Durch die Ausrottung des Geschlechts der Hohenstaufen in den Jahren 1254–1268 konnte sich das Papsttum im Verbund mit Frankreich zwar von seinem Erzrivalen befreien. Nicht nur für Deutschland begann damit aber „die kaiserlose, die schreckliche Zeit“. Dies wurde bereits durch die berühmt-berüchtigte Bulle „Unam sanctam“ Bonifaz‘ VIII. von 1302 und die darauf folgenden Ereignisse deutlich. Den von Päpsten verschiedentlich vertretenen Anspruch, die höchste geistliche Gewalt auf Erden innezuhaben und alle weltliche Gewalt in Dienst nehmen und richten zu dürfen, trieb Bonifaz ins Maßlose. Die unmittelbar erfolgende „Antwort“ des französischen Königs und die Geschehnisse der nächsten Jahrzehnte zeigten, von welcher Fata Morgana sich der Papst hatte leiten lassen. Von der Bedrohung durch einen Kaiser befreit, der nie ein ganzes Land als Hausmacht hinter sich hatte, war das Papsttum nun geradezu unter die Lehnsherrschaft einer bereits weitgehend in sich gefestigten Nation geraten.

Der Papst in Avignon

Umgeben von neuem Glanze zwar: Von 1309 bis 1376 residierten sieben französische Päpste in Avignon, wo unter Papst Johannes XXII. (1316–1334) ein prunkvoller Palast entstand. Als nach dem Tode Gregors XI. in Rom Urban VI. und in Reaktion darauf der Vetter des französischen Königs zum Gegenpapst gewählt wurden, begann das „große abendländische Schisma“ (1378–1417).

Abendländisches Schisma

Schon in der ausgehenden Antike hatte sich im Christentum das Bewußtsein herausgebildet, mit dem Vermächtnis des fleischgewordenen Logos die ganze Saat von Wahrheit zum Erbe erhalten zu haben, die der „Samen ausstreuende Logos“ auf Erden verbreitet hatte. Nicht zuletzt dank der Führungsrolle, die das Papsttum bei dem zunächst glorreich erscheinenden Unternehmen der Kreuzzüge einnahm, spitzte sich im lateinischen Mittelalter dieses „Besitzstanddenken“ auf den Papst als die höchste Instanz in allen Fragen nach Wahrheit und Recht zu. Nun aber waren diesem „irdischen Haupt des ,Leibes Christi‘“ auf einmal zwei Zungen gewachsen, die einander widersprachen.

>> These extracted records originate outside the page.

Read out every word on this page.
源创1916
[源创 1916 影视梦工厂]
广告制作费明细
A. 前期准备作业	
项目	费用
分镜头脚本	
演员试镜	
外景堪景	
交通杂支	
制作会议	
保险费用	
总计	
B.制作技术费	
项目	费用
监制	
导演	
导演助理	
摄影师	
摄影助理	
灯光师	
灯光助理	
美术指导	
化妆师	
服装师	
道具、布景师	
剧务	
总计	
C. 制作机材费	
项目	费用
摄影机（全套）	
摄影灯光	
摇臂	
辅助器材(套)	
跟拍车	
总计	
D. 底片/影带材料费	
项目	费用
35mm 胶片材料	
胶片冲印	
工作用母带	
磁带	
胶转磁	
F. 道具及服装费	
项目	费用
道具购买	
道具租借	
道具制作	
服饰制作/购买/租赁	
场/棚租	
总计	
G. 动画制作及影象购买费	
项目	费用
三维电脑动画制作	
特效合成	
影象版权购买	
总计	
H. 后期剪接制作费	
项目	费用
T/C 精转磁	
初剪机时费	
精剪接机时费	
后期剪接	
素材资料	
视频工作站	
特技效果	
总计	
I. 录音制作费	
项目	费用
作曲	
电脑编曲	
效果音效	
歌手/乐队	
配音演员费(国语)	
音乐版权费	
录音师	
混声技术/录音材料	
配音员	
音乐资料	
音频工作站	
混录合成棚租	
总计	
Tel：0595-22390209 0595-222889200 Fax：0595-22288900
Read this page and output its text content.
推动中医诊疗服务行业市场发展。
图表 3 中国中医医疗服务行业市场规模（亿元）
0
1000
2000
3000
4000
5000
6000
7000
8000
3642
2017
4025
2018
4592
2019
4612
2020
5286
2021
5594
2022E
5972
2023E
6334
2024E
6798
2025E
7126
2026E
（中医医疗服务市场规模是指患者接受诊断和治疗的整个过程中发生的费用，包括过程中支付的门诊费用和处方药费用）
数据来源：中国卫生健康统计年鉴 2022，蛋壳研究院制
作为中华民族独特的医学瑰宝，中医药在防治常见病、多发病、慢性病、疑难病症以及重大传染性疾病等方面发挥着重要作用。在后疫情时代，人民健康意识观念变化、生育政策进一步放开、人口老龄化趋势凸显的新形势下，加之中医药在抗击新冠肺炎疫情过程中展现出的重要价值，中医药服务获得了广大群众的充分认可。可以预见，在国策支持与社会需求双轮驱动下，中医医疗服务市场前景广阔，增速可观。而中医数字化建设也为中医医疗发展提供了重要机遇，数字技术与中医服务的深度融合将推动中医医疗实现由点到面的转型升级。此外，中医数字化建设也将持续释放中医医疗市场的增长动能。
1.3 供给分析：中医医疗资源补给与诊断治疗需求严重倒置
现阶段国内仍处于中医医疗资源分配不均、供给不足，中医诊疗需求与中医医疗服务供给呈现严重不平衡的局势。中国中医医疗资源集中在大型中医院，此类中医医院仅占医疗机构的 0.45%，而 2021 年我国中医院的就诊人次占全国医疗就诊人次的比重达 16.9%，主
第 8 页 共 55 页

AbsoluteWahrheit im Widerspruch

Noch heute ist die Frage nicht ausgestanden, wer seit 1378 legitim die Oberhoheit über die Christenheit für sich beanspruchte: der Papst in Rom oder der in Avignon, zu denen von 1409 bis 1415 noch ein dritter, auf dem Konzil von Pisa eingesetzter „Stellvertreter Christi auf Erden“ hinzukam. Das ganze Abendland stand im Bann einer tiefgreifenden Verwirrung.

Das Grauen der Pest

Die Welt begegnet dem Menschen stets in zwei Gestalten: als intersubjektiv-gesellschaftliches Ganzes und als Natur. Die Erschütterung, die im 14. Jahrhundert den Okzident erfaßte, sprengte alle bisherigen Vorstellungen dadurch, daß nicht allein die auf Christus selbst zurückgeführte Gestalt der Kirche sich als Ungestalt darbot, sondern darüber hinaus die von Gott geschaffene Natur plötzlich nur noch eine Maske des Todes zu sein schien. Im Gegensatz zu unseren heutigen Vorstellungen waren Epidemien im Mittelalter zwar keine Ausnahmeerscheinungen. Die Pest, die, aus dem Orient eingeschleppt, sich um die Mitte des 14. Jahrhunderts in Europa mit einer erschreckenden Geschwindigkeit ausbreitete, überstieg aber auch den Horizont des an die Anwesenheit des Dämonischen neben dem Göttlichen in der Welt gewohnten mittelalterlichen Menschen. Am schlimmsten wütete die Beulenpest in den Städten, dem Lebensraum des selbstbewußt gewordenen Bürgertums.

„Methodisches Mißtrauen“

Wenn dem Menschen die ihn umgebende Welt nicht nur partiell als unberechenbar, sondern insgesamt als chaotisch erscheint, sucht er sich gegen diese an die Wurzeln seiner Existenz gehende Bedrohung abzusichern. In der Übergangsphase zur Moderne lassen sich Versuche eines solchen Ringens um Sicherheit herausheben, in denen sich bereits Grundzüge der modernen Mentalität „methodischen Mißtrauens“ abzeichnen.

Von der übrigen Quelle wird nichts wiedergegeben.